Partition metadata replication takes a long time to complete

How can partition metadata replication be improved when the Hive tables use several Hive partitions?

Hive metadata replication process takes a long time to complete when the Hive tables use several Hive partitions. This is because the Hive partition parameters are compared during the import stage of the partition metadata replication process and if the exported and existing partition parameters do not match, the partition is dropped and recreated. You can configure a key-value pair to support partition metadata replication.

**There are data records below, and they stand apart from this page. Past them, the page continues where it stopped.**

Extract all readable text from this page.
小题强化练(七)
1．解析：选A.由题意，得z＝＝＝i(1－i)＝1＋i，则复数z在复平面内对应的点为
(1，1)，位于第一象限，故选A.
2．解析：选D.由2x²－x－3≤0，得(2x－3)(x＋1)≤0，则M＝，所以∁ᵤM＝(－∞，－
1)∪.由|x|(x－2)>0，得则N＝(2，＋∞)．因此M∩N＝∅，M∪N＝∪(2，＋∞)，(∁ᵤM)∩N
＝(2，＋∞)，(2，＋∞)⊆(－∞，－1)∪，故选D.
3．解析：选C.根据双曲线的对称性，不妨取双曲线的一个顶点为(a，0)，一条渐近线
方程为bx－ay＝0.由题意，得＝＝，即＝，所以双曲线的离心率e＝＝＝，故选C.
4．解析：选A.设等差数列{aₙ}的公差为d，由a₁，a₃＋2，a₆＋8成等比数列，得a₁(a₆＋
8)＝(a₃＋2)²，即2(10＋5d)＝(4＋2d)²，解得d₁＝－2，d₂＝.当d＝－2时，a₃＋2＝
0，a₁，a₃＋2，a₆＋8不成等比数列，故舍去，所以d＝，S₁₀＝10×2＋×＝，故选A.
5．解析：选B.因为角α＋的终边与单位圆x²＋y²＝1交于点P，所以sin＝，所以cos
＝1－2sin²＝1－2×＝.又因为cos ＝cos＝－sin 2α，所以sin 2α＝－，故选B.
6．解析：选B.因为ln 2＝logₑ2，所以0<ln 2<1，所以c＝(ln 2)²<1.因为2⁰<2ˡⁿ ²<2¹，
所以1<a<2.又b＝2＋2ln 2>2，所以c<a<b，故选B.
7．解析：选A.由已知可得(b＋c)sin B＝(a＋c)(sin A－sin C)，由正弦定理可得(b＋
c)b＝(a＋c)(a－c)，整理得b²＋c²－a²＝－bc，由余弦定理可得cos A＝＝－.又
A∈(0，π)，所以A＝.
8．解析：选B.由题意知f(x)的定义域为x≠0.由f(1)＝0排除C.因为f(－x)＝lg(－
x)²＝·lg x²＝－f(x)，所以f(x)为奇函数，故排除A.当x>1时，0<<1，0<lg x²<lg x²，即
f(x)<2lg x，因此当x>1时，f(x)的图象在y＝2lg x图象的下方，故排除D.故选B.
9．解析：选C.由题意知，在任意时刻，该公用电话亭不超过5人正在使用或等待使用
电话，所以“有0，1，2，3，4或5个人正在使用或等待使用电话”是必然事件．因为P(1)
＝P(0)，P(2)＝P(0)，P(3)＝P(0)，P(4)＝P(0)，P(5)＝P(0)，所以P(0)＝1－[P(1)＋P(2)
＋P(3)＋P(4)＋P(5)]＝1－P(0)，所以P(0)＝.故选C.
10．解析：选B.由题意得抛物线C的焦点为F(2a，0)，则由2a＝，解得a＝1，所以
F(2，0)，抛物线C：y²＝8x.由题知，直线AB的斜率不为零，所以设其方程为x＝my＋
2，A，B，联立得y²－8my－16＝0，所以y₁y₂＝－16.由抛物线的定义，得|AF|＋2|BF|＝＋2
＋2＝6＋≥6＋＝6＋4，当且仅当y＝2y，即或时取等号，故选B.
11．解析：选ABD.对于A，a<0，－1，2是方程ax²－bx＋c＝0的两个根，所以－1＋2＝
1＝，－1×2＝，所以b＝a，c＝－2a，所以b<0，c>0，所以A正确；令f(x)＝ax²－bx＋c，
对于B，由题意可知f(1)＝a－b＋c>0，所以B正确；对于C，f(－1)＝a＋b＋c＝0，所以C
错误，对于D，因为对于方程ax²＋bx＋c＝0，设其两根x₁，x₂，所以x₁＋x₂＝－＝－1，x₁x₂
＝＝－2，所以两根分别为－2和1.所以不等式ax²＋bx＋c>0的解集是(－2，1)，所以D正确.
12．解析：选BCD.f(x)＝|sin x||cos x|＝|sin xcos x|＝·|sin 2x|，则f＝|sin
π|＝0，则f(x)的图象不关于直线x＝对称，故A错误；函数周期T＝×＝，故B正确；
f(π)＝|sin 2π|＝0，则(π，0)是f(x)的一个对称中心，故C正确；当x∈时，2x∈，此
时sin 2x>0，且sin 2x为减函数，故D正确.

  1. Go to the Cloudera Manager > Clusters > Hive service > Configuration tab.
  2. Search for the Hive Replication Environment Advanced Configuration Snippet (Safety Valve) property.
  3. Enter the HIVE_IGNORED_PARTITION_PARAMETERS=[***COMMA SEPARATED LIST OF HIVE PARTITION PARAMETERS***] key-value pair.
    For example,
    HIVE_IGNORED_PARTITION_PARAMETERS=transient_lastDdlTime,totalSize,numRows,COLUMN_STATS_ACCURATE,numFiles

    The partition parameter names you provide are not compared during the import stage of the partition metadata replication process. Therefore, even if the partition parameters do not match between the exported and existing partitions, the partition is not dropped or recreated. After you configure this key-value pair, the import stage of the partition metadata replication process completes faster.

  4. Save the changes, and restart the Hive service.